Der Bundesrat erinnert an den Beschluss der 81. Gesundheitsministerkonferenz (GMK) zur Absicherung und Stärkung der Hämophiliebehandlung in Deutschland. Die GMK stellte einstimmig fest, dass sich die Heimselbstbehandlung der Bluterpatientinnen und -patienten grundsätzlich bewährt hat und dass dabei die Abgabe der Gerinnungsfaktorenkonzentrate durch die hämostaseologisch qualifizierten Ärzte an ihre Patienten nach § 47 AMG eine wichtige Rolle spielt. Die GMK bat zugleich die Kultusministerkonferenz, sich für den Erhalt und die Stärkung der Hämophiliebehandlung in interdisziplinären Behandlungszentren (Comprehensive Care Centres, CCC) an den Universitätskliniken einzusetzen.

Der Bundesrat ist der Auffassung, dass das mit der Regelung beabsichtigte Ziel, den "aktuellen Entwicklungen in der spezifischen Therapie von Gerinnungsstörungen bei Hämophilie Rechnung zu tragen", auch mit weniger drastischen Eingriffen in die Versorgung dieser sensiblen Patientengruppe erreichbar wäre.

Begründung:

Die Möglichkeit der Direktabgabe von Gerinnungspräparaten durch Ärzte, die mit dem Transfusionsgesetz von 1998 im AMG verankert worden ist, dient vor allem einer qualitätsgesicherten Abgabe mit der damit einhergehenden gründlichen Dokumentation durch die Ärzte und ist heute Grundlage einer sicheren und qualitativ hochwertigen Versorgung der Patienten.

Die Änderung des Vertriebswegs hätte eine erhebliche Schwächung der Zentrumsversorgung zur Folge, weil die enge Bindung zwischen Zentrum und Patient durchbrochen würde. Die damit verbundene Verlagerung der Versorgung ist aus ärztlicher Perspektive genauso wenig wünschenswert wie aus Sicht des Patienten. Dies bestätigten die Bundesärztekammer und die Arzneimittelkommission der deutschen Ärzteschaft in ihrer Stellungnahme zum Referentenentwurf des Gesetzes für mehr Sicherheit in der Arzneimittelversorgung. An der grundsätzlichen Kritik ändern auch geringfügige Nachbesserungen des Gesetzentwurfs nichts.

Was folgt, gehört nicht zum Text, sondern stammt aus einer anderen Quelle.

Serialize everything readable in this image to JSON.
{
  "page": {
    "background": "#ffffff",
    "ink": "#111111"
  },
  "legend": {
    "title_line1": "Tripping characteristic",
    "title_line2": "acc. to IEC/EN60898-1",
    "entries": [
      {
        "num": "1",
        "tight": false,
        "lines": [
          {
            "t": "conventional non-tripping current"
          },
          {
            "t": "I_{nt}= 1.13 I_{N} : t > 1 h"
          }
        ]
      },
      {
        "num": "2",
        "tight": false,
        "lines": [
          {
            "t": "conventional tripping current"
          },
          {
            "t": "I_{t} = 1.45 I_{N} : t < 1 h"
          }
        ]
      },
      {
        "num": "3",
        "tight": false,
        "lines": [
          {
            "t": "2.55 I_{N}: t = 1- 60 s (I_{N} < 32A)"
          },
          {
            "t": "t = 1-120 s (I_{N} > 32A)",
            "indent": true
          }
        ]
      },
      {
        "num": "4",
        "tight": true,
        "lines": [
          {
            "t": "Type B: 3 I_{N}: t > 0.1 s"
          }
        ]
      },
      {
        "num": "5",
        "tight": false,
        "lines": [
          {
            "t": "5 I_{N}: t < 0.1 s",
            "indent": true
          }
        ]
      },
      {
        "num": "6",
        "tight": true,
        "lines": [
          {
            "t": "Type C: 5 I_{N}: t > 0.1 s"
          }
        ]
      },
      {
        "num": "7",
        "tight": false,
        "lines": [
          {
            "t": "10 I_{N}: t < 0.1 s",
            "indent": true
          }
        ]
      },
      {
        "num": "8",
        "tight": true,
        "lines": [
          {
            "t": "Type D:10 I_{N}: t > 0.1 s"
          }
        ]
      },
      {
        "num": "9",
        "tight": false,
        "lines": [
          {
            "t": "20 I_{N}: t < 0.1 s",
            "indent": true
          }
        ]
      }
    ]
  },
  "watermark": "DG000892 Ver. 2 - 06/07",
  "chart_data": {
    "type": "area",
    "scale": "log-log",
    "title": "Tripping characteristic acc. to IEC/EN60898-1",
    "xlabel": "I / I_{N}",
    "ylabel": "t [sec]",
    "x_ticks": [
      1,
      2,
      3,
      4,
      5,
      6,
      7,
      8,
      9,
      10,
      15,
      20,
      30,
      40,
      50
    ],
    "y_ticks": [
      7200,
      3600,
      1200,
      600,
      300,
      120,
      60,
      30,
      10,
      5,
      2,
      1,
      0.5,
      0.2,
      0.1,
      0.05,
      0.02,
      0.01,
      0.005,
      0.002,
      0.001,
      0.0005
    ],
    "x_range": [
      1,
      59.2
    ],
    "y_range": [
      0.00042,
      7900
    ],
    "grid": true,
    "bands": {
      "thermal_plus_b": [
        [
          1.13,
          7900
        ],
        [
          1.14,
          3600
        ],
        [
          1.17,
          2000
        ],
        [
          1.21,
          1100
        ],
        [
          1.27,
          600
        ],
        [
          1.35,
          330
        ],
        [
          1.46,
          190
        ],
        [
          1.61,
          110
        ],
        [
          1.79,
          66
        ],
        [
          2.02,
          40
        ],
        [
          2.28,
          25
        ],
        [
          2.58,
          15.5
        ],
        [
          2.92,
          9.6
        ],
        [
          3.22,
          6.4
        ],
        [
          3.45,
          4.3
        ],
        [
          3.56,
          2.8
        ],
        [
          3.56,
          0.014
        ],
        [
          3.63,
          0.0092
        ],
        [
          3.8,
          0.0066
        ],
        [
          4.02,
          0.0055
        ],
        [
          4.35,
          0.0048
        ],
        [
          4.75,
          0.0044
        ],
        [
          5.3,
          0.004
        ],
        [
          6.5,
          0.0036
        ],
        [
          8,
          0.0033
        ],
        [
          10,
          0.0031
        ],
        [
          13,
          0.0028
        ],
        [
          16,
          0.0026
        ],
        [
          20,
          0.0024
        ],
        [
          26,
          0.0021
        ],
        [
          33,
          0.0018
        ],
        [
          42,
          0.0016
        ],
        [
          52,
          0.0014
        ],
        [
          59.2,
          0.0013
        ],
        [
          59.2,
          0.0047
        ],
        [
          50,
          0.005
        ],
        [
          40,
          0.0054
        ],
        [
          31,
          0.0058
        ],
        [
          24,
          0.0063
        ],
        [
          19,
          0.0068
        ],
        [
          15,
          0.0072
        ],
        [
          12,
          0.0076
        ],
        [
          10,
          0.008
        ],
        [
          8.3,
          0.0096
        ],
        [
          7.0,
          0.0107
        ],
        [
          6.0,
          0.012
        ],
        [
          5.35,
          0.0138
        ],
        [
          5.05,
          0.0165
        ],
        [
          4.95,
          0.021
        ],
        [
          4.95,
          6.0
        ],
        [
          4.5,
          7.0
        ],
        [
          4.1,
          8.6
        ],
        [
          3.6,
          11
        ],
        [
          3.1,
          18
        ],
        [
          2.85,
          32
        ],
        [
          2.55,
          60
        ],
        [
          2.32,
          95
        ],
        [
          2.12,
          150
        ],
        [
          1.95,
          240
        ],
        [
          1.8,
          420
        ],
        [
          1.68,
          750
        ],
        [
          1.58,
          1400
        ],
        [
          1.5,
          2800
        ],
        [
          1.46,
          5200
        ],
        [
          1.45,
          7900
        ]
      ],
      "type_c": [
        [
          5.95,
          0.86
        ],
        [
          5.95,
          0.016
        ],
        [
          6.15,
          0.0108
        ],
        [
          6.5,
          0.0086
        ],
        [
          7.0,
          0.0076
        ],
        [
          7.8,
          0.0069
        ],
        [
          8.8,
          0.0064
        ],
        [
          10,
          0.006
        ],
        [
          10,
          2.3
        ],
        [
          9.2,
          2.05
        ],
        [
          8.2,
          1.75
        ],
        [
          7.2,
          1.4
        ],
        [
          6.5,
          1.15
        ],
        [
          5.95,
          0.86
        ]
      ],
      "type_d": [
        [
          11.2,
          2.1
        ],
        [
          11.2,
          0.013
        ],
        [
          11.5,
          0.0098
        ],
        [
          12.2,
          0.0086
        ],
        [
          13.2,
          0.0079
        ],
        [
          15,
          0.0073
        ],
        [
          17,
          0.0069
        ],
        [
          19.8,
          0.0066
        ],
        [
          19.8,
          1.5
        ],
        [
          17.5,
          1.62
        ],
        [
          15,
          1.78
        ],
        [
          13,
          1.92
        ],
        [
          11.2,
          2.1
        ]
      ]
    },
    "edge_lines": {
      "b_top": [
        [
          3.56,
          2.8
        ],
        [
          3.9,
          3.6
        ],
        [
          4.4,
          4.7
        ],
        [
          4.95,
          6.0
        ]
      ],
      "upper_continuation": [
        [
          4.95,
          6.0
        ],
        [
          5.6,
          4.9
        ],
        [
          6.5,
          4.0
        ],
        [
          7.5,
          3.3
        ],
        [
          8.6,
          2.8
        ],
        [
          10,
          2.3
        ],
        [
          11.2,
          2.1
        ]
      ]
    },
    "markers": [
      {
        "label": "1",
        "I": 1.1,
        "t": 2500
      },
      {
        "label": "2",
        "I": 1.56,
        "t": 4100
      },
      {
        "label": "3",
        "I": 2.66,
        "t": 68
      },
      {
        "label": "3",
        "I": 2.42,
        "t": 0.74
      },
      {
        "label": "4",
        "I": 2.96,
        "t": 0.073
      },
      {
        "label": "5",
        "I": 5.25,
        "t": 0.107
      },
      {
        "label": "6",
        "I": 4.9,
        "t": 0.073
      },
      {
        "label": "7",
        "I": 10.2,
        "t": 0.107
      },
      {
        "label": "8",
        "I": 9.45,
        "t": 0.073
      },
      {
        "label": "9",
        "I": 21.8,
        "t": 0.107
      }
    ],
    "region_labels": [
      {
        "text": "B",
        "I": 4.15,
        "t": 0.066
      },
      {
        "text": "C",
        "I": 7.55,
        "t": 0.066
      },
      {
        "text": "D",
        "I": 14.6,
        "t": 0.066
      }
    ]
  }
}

Die Änderungen würden zudem dazu führen, dass innovativen Versorgungsverträgen zwischen Krankenkassen und Hämophiliezentren die Grundlage entzogen wird. Solche Verträge gibt es mittlerweile flächendeckend mit den Ersatzkassen (vdek-Vertrag) sowie mit einigen regionalen AOKen und Betriebskrankenkassen. Bei diesen Verträgen wird auch der wirtschaftliche Einsatz der Arzneimittel zur Vertragsgrundlage gemacht.

Das mit der Regelung beabsichtigte Ziel, den "aktuellen Entwicklungen in der spezifischen Therapie von Gerinnungsstörungen bei Hämophilie Rechnung zu tragen", sollte auch mit weniger drastischen Eingriffen in die Versorgung dieser sensiblen Patientengruppe erreichbar sein.

Um dem berechtigten Anliegen nach Preistransparenz Rechnung zu tragen, können die einzelnen Krankenkassen bilaterale Rabattverträge nach § 130a SGB V oder § 130c SGB V abschließen und im Gegenzug eine ausreichende Honorierung der Zentren grundsätzlich über Versorgungsverträge sicherstellen. Inhaltlich ergänzt wird dies durch die Änderung des § 132i SGB V. Nach dieser schließen Krankenkassen oder deren Landesverbände Versorgungsverträge mit ärztlichen Einrichtungen, die auf die Behandlung von Gerinnungsstörungen bei Hämophilie durch hämostaseologisch qualifizierte Ärzte spezialisiert sind.